On the other hand, if Cologuard’s compliance rate is 75%, then 75 patients agree to get tested. If detection rate is 64% compared to colonoscopies, then 8 people’s adenomas get detected at a cost of $225,000 ($300 * 75). This means $2,813 per patient for detection of adenomas. Decreased detection rate can be compensated by doing tests more frequently.

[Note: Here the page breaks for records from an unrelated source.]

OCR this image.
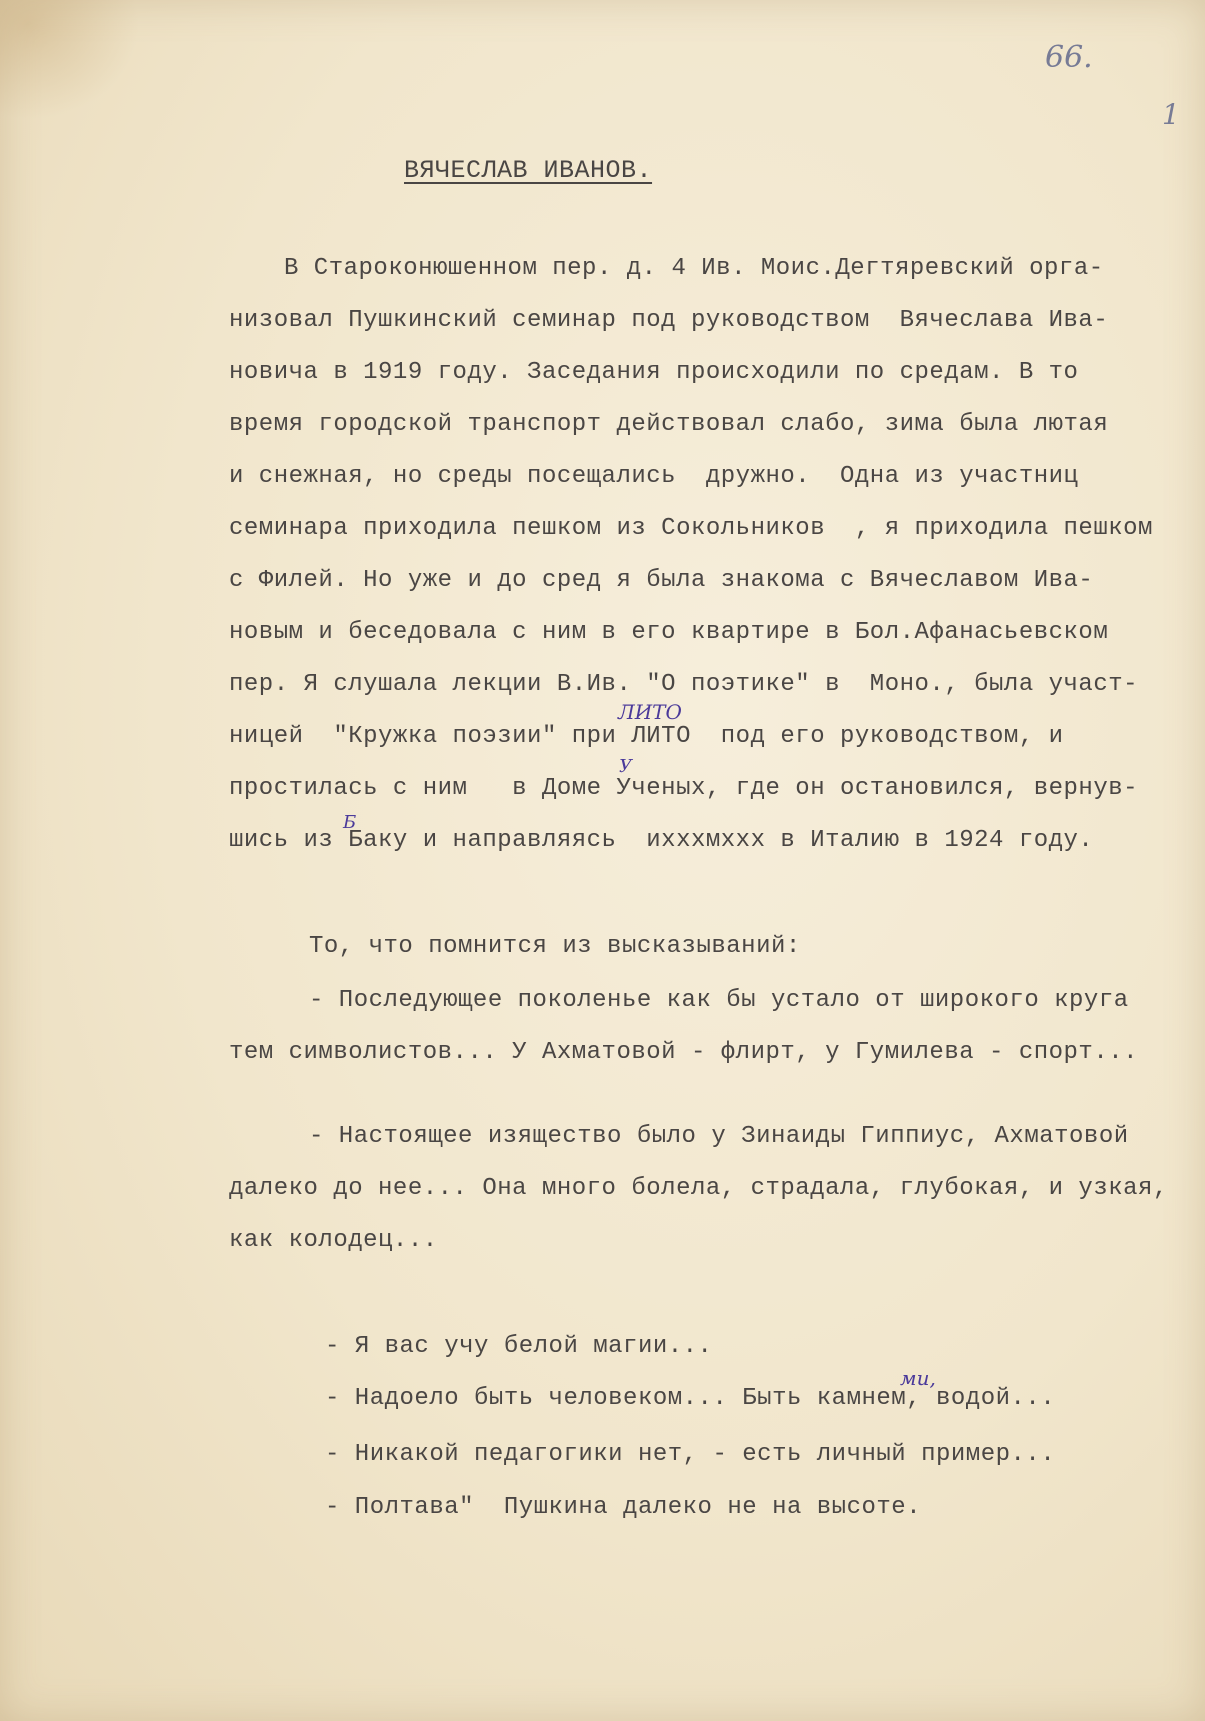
66.
1
ВЯЧЕСЛАВ ИВАНОВ.
В Староконюшенном пер. д. 4 Ив. Моис.Дегтяревский орга-
низовал Пушкинский семинар под руководством  Вячеслава Ива-
новича в 1919 году. Заседания происходили по средам. В то
время городской транспорт действовал слабо, зима была лютая
и снежная, но среды посещались  дружно.  Одна из участниц
семинара приходила пешком из Сокольников  , я приходила пешком
с Филей. Но уже и до сред я была знакома с Вячеславом Ива-
новым и беседовала с ним в его квартире в Бол.Афанасьевском
пер. Я слушала лекции В.Ив. "О поэтике" в  Моно., была участ-
ницей  "Кружка поэзии" при ЛИТО  под его руководством, и
простилась с ним   в Доме Ученых, где он остановился, вернув-
шись из Баку и направляясь  иxxxмxxx в Италию в 1924 году.
ЛИТО
У
Б
То, что помнится из высказываний:
- Последующее поколенье как бы устало от широкого круга
тем символистов... У Ахматовой - флирт, у Гумилева - спорт...
- Настоящее изящество было у Зинаиды Гиппиус, Ахматовой
далеко до нее... Она много болела, страдала, глубокая, и узкая,
как колодец...
- Я вас учу белой магии...
- Надоело быть человеком... Быть камнем, водой...
- Никакой педагогики нет, - есть личный пример...
- Полтава"  Пушкина далеко не на высоте.
ми,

- Patient/consumer factors, such as convenience and compliance, are very important. From a clinical standpoint, colonoscopy is almost unassailable but a great test is not a great test if patients refuse to partake in it. This provides the opening for ES in terms of establishing a lucrative niche in the marketplace and should be the basis for differentiation, messaging, and positioning strategy. ES should also make economic justification for adoption of the DNA-based stool test.
- It is not necessary to go after colonoscopies from a positioning point of view. First of all, GIs would be quite resistant to abandon a lucrative procedure. Secondly, colonoscopy needs to be performed every ten years in most patients. Cologuard can be positioned as the best alternative in the intervening years since sensitivity and specificity of current FOBTs is quite poor.
- Cologuard can also be positioned as the general go-to test to reduce the number of colonoscopies that are expensive. A colonoscopy could be the second test to be performed if the stool test produced results that needed further analysis.
Cologuard had an extremely successful launch and continue to grow at a high rate. According to Kevin Conroy, CEO of ExactSciences, “Cologuard is changing how Americans get screened for colorectal cancer.” For the three-month period ended March 31, 2019, as compared to the same period of 2018, revenue was $162.0 million, an increase of 79%, and test volume was 334,000, an increase of 79%. The company anticipates revenue of $725-$740 million during 2019 with a goal of screening at least 40% of the eligible U.S. population.